The most surprising travels I’ve had was a sudden out of nowhere trip to Norway. I’ve had an EU Visa opened since my trip to Italy and decided to get out of my system, somewhere I wouldn’t normally go but still close and cheap. The flight and stay were rather money savvy, so it worked out well for me. But here are some tips that I wish I knew before I go, or just something that surprised me (most of the times pleasantly).
1. The Norwegian language is unpronounceable. I try to learn basic words to say “Hello”, “How are you?”, “Where is the museum of arts?” usually, but this time I’ve quit after listening to “hyggelig å møte deg” (deg sounds like die). It’s “Nice to meet you”. I’ve managed to learn only “takke” — thank you.
2. Turns out there’s no need to know Norwegian to go to Norway. Everyone can speak the perfect English, keep up a conversation and give you directions. There was only one lady in a Thai food cafeteria who I couldn’t explain what I want to. All food names with pictures were written in Norwegian and I was just going down the list trying to pronounce ANYTHING in English or the way it was meant to be in Norwegian. I’m very bad at reading Norwegian, so I end up with an omelet of some sort.
3. There are tourist centers in Oslo and other popular cities. If you got lost or don’t know what to do — just head up there and get directions, recommendations or just recharge your phone. It’s free of charge as I know. Do that right away as you come to a city to plan your trip.
4. Returning back to the food topic: I was glad I got a pack of nuts and energy bars with me. Usually, I don’t even touch them but there were times I was starving in Oslo and there were no cheap food options on my way. By “cheap” I mean relatively cheaper than everything else. McDonald’s here is three times more expensive than anywhere else I’ve been. In other words, take snacks with you.
5. When I arrived in Oslo, there was a week-long music festival with a bunch of cafeterias at the lowest prices. I believe it was the best luck for me to find it, but Oslo looks like a busy place so there might be always something fun (free) going on with great Chinese food.
6. Restrooms or toilets whatever you call them, they are PAID. I keep getting those paid bathrooms flashbacks. I know, there are pros to make bathrooms commercial, although I ended up spending a lot of money to go to public bathrooms because I was outside all day long every day. And the price is not symbolic, like a change, 5 NOK, oh hell no, it was around 20 NOK. It’s 2-3 dollars or around 150 roubles. Look for free bathrooms in a shopping mall (not guaranteed), restaurants and at home. Go out with an empty bladder.
7. And that’s the main reason you need some actual physical money, not just your credit card. It’s also very handy to pay for your street food, but I’m pretty sure even local flea markets have credit card readers.
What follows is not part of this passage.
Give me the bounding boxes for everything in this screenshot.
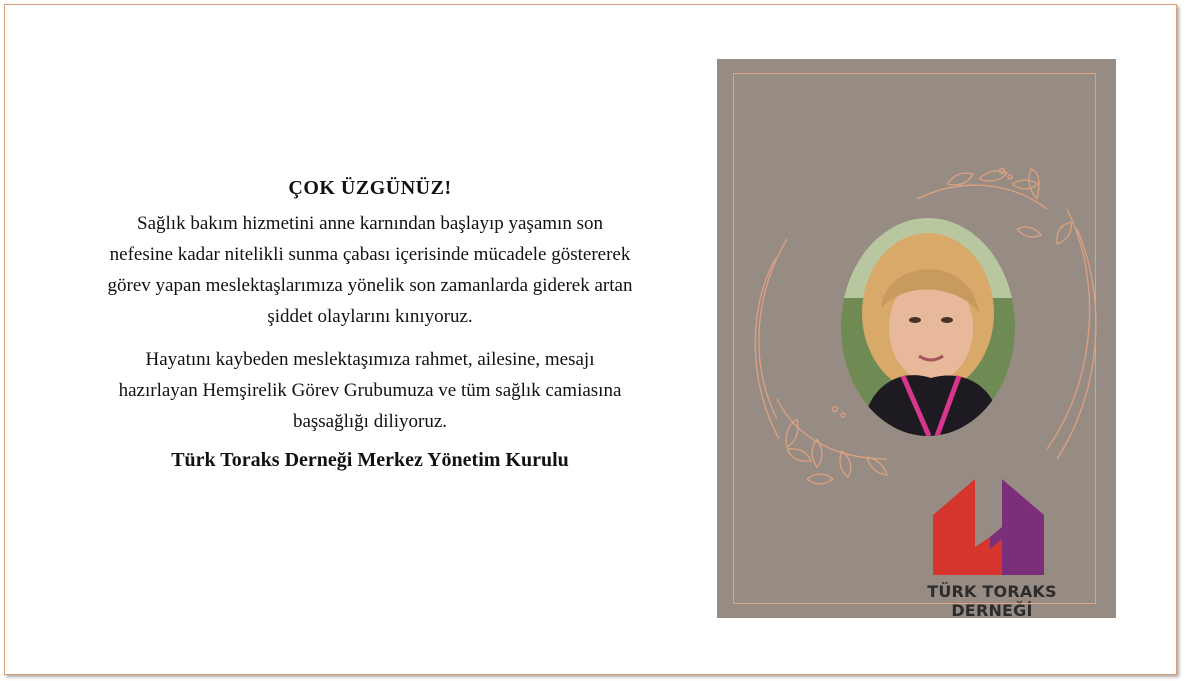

8. I know that Norway is a cold and brutal Scandinavian country and you have to be prepared to all kinds of nasty weather like rains or snow. Although I was there in August, I was suggested to bring some warm clothes just in case. It was actually chill and I’ve onioned myself up with a sweater, light jacket, and a hoodie while going on a train from Bergen back to Oslo. Most of the time my clothes were irrelevant. The weather was ridiculously good with sunshine and a little breeze for a week straight. Everyone in Norway I talked to was surprised by my “weather luck”. I’ve also brought an umbrella with me, never used it on that trip.
9. In the end of August in Norway, there is actual snow. It’s not snowing high up in mountains (Oslo – Bergen railroad), it’s just there.
10. Oslo – Bergen railroad is amazing! It’s just the best I’ve seen so far: the cheapest sitting coach sits have one table for four seats for day-time travel, very spacious. There is a place to charge phones, a little bar coach to grab a cup of coffee and snacks, bathrooms are free. For evening and night trains you’ll be offered a different coach with seats you could almost lie down, and a bag with a little blanket, pillow, eye mask, and earplugs.
11. If you decide to go with trains — good for you! But purchase all tickets well before the travel date, BUY THEM ONLINE AND WELL BEFORE. I’ve got mine a month in advance, it was a pretty good deal.
12. Choose the night coach: it’s empty and quiet, usually filled up with students who look for each other. I was sharing mine with a bunch of girls students coming from a hiking trip (how cool is that?). Also, it will save you hotel money.
13. Talk to people, Norwegians are so very friendly. I feel like Norwegian friendliness is almost like in the US, where you can have small talks with anyone and fulfil the social needs. But maybe it’s just a smaller community thing. There are 5 million people living in Norway, comparing to just Moscow with 15 million people! I’ve learned about it from locals by the way 🙂
So here we go, a little list of things to research before you go to Norway. My personal dream now is to live a couple months near some fjord, chill, hike and talk to locals all day. Awesome plan.